Des zombies dans l’orgue
Ce double interdit opère également à l’interne des institutions religieuses. J’en veux pour illustration une anecdote que m’a récemment raconté un pasteur réformé. L’orgue de l’un des temples de sa paroisse est fortement endommagé suite à un sinistre. Le Conseil se saisit de la question et envisage divers scénarios. Un facteur d’orgues articule un nombre à cinq chiffres dans son devis de réparation. Les responsables de la paroisse hésitent à engager leur patrimoine dans un tel investissement. Un piano serait peut-être tout aussi agréable, plus polyvalent et nettement moins cher. Mais l’orgue a une valeur sentimentale pour quelques paroissiens. Le pasteur, qui plaide en faveur d’un aggiornamento musical, s’emploie à comprendre les hésitations des uns et des autres. Il rencontre individuellement chaque membre du Conseil. Au final, il constate avec soulagement que toutes les résistances ont disparu et que l’achat d’un piano semble en bonne voie. Mais au moment du vote, à sa grande surprise, le Conseil adopte à l’unanimité le financement de l’orgue dans une modalité certes un peu plus économique.
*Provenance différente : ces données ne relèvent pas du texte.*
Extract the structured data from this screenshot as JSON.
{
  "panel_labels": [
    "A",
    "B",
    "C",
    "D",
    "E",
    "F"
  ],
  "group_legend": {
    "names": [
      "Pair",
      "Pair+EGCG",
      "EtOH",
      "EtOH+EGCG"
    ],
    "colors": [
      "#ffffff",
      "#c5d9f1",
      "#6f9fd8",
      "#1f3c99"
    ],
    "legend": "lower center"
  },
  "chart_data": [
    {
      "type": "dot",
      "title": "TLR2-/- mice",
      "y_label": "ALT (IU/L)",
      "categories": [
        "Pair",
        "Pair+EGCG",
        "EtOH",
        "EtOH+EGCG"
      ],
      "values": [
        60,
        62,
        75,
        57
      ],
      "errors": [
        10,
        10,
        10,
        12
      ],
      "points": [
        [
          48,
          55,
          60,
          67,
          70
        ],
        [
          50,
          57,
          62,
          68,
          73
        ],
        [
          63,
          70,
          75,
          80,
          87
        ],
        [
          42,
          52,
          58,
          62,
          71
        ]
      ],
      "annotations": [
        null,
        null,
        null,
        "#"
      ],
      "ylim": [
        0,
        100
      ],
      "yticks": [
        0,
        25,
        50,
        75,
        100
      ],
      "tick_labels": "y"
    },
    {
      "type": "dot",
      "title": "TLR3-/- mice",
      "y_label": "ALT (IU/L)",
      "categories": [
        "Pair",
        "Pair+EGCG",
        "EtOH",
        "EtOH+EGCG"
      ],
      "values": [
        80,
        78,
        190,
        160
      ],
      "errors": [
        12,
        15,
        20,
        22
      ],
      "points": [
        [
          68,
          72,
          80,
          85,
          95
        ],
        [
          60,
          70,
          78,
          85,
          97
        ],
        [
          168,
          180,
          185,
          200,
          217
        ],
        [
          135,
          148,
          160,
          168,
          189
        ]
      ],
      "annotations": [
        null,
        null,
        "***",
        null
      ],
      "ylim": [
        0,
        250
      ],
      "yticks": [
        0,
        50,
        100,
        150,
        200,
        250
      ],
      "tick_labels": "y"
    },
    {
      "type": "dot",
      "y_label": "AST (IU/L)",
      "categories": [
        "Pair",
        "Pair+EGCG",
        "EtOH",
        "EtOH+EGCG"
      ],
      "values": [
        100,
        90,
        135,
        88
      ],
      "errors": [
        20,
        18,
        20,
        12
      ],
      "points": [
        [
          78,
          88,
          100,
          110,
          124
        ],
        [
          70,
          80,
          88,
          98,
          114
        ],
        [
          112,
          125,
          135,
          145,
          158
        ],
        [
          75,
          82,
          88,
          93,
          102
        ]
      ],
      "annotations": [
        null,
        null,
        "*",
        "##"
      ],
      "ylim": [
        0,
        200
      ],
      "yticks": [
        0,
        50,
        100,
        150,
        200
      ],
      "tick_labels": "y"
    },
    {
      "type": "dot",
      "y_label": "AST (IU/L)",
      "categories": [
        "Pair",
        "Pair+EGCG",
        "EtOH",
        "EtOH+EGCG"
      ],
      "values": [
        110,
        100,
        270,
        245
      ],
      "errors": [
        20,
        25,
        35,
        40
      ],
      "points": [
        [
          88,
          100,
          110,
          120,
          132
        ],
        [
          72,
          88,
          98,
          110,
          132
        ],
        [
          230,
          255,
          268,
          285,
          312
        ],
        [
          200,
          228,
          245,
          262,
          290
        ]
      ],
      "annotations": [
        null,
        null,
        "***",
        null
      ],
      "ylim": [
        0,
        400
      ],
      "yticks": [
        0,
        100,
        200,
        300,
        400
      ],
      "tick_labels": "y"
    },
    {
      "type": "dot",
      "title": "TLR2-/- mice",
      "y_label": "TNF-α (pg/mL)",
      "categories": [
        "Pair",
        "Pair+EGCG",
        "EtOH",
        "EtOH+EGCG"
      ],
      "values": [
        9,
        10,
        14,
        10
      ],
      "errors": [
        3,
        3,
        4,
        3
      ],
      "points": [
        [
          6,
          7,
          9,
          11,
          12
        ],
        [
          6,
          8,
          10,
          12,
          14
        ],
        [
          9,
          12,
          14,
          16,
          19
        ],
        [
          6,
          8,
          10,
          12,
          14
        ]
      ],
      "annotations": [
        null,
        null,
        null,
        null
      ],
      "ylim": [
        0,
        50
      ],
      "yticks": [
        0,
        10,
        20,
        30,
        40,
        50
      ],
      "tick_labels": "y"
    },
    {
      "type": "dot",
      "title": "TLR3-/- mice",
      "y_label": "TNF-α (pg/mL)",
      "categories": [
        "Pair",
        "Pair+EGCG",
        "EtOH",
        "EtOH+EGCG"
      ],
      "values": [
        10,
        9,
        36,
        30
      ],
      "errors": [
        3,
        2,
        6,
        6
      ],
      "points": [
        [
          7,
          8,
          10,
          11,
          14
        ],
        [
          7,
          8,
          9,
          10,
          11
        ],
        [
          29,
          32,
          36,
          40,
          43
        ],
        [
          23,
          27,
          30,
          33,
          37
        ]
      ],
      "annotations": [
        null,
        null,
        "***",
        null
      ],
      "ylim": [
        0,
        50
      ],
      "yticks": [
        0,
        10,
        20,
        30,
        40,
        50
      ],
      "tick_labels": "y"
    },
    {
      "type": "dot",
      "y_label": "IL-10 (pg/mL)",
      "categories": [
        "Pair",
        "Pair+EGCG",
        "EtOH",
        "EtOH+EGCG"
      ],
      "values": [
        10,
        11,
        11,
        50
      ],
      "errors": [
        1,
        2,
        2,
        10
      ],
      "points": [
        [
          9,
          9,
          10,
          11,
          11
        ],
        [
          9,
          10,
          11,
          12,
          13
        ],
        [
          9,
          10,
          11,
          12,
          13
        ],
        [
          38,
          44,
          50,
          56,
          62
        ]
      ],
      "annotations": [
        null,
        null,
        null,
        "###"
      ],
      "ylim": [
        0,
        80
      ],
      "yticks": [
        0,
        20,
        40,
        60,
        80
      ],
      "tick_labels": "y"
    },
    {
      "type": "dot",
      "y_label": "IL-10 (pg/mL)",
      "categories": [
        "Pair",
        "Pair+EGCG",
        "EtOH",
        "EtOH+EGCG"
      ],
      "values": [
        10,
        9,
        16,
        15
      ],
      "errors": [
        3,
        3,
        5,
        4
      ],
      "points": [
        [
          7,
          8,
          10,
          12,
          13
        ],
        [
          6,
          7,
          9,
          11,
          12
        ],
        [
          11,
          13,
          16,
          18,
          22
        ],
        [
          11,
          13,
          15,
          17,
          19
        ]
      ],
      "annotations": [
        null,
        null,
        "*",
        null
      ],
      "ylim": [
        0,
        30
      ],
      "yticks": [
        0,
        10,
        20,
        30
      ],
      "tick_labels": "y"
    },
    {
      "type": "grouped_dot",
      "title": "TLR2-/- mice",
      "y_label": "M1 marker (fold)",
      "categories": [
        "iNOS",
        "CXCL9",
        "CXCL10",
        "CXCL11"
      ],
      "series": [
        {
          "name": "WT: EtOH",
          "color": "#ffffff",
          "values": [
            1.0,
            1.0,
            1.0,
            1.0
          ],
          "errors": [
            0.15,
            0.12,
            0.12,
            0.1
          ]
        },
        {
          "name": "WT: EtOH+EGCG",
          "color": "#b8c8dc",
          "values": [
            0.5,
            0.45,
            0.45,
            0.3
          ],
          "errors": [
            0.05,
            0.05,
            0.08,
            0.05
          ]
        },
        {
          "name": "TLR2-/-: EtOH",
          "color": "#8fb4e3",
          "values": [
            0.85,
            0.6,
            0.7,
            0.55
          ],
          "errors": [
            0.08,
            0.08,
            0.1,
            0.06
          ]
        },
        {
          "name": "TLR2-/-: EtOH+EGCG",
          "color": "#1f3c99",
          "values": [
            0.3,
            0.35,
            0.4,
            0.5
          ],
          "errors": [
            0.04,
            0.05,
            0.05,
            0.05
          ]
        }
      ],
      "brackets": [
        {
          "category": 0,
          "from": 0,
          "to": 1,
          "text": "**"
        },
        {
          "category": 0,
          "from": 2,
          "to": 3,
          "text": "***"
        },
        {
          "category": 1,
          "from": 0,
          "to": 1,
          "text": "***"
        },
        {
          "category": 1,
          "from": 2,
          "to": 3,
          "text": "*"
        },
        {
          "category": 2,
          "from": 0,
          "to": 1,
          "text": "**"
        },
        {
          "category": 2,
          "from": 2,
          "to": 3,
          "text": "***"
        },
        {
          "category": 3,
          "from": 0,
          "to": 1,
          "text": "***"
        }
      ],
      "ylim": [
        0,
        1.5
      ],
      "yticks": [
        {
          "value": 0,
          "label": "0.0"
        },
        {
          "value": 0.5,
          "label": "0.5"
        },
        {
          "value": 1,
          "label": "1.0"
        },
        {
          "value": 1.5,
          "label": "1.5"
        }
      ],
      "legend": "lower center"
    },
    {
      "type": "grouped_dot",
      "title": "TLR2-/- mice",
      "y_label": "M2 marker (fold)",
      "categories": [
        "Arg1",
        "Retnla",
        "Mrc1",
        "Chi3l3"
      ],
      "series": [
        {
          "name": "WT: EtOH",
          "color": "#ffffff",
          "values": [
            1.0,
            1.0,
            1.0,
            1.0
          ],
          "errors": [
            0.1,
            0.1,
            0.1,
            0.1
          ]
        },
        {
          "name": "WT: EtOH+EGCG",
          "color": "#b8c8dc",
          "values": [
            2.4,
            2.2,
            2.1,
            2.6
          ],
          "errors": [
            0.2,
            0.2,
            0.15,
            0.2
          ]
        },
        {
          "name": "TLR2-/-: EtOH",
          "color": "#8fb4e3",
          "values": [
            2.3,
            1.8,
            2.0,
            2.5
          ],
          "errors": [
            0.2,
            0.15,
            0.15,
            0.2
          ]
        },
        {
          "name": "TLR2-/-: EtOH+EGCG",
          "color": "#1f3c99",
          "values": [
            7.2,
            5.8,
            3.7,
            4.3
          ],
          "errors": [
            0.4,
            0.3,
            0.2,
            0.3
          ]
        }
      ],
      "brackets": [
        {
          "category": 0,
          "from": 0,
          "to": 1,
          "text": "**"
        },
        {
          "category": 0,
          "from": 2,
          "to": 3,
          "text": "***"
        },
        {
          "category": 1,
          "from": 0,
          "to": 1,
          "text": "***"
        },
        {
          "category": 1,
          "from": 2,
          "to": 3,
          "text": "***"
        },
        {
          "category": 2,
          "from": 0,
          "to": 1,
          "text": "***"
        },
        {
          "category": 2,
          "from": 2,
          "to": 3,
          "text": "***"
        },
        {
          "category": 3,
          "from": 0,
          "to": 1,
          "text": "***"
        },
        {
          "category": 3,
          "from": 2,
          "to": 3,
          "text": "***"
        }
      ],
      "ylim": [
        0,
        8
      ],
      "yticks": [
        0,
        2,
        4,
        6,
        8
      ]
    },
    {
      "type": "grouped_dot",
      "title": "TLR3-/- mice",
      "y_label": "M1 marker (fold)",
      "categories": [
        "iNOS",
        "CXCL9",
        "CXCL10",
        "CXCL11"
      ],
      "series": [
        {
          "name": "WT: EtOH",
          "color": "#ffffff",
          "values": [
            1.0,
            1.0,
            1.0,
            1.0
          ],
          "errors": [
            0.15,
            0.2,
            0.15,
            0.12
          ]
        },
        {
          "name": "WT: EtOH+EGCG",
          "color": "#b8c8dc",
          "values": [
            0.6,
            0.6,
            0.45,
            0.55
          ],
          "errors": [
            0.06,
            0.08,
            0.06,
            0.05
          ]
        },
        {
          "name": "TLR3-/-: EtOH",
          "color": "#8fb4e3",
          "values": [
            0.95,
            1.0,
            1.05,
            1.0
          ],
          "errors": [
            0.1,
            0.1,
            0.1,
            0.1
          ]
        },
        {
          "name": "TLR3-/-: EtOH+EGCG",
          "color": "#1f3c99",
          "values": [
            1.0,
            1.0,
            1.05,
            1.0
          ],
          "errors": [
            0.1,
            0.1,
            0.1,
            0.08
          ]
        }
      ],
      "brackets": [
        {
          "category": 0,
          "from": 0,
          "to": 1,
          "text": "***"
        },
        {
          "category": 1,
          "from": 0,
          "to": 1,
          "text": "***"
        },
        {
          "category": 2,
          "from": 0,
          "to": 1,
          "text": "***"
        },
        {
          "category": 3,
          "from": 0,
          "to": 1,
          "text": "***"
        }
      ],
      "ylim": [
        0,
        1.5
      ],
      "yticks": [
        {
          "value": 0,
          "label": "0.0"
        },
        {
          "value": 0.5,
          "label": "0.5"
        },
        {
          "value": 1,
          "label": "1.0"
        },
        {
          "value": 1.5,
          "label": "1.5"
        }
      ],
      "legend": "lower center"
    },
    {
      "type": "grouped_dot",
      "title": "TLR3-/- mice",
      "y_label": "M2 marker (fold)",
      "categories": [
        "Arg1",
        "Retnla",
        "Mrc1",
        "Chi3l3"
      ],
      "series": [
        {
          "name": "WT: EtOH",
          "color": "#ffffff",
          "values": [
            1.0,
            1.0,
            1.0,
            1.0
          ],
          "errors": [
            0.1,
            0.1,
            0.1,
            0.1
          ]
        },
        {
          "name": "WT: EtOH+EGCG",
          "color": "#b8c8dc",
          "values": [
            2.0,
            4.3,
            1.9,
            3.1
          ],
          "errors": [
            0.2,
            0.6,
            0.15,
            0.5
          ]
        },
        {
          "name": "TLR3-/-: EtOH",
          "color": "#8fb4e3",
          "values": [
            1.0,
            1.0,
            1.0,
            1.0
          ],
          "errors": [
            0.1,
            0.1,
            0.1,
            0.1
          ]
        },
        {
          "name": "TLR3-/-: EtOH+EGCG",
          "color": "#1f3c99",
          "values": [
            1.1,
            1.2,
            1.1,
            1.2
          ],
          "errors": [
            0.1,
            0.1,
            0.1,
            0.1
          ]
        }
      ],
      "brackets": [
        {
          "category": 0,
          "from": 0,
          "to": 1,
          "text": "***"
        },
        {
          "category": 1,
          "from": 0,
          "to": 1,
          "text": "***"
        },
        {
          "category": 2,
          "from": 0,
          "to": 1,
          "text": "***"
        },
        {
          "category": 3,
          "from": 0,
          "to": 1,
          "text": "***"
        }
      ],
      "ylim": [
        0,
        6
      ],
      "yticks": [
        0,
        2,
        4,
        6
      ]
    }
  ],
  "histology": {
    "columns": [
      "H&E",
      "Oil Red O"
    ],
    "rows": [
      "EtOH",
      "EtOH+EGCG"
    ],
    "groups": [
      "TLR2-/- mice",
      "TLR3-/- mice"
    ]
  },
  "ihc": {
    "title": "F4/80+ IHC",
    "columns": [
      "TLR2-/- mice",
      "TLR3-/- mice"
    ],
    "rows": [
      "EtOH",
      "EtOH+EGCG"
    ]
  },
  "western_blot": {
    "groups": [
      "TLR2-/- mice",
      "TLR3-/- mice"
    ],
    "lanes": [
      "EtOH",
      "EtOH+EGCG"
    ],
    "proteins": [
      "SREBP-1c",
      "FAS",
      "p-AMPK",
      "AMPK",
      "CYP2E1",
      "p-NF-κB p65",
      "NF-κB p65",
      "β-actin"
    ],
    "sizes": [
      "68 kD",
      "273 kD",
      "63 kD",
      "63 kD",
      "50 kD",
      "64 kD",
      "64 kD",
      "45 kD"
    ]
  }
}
Que s’est-il passé ? Comment un Conseil, dont chacun des membres était convaincu de l’option piano, a-t-il finalement pu opter pour un choix contraire ? Et le pasteur d’analyser : « je pense que l’orgue était le principal moyen de se démarquer des groupes évangéliques ». Devenu symbole, l’instrument est intouchable. Il s’est érigé en marqueur identitaire, coupant court à toute possibilité de renouvellement. Il ne peut ni disparaître ni se transformer en piano. Il s’est vitrifié à la manière dont une résine végétale, qui jadis irriguait un arbre, s’est figée à jamais en un cristal d’ambre certes esthétique, mais privé de vie.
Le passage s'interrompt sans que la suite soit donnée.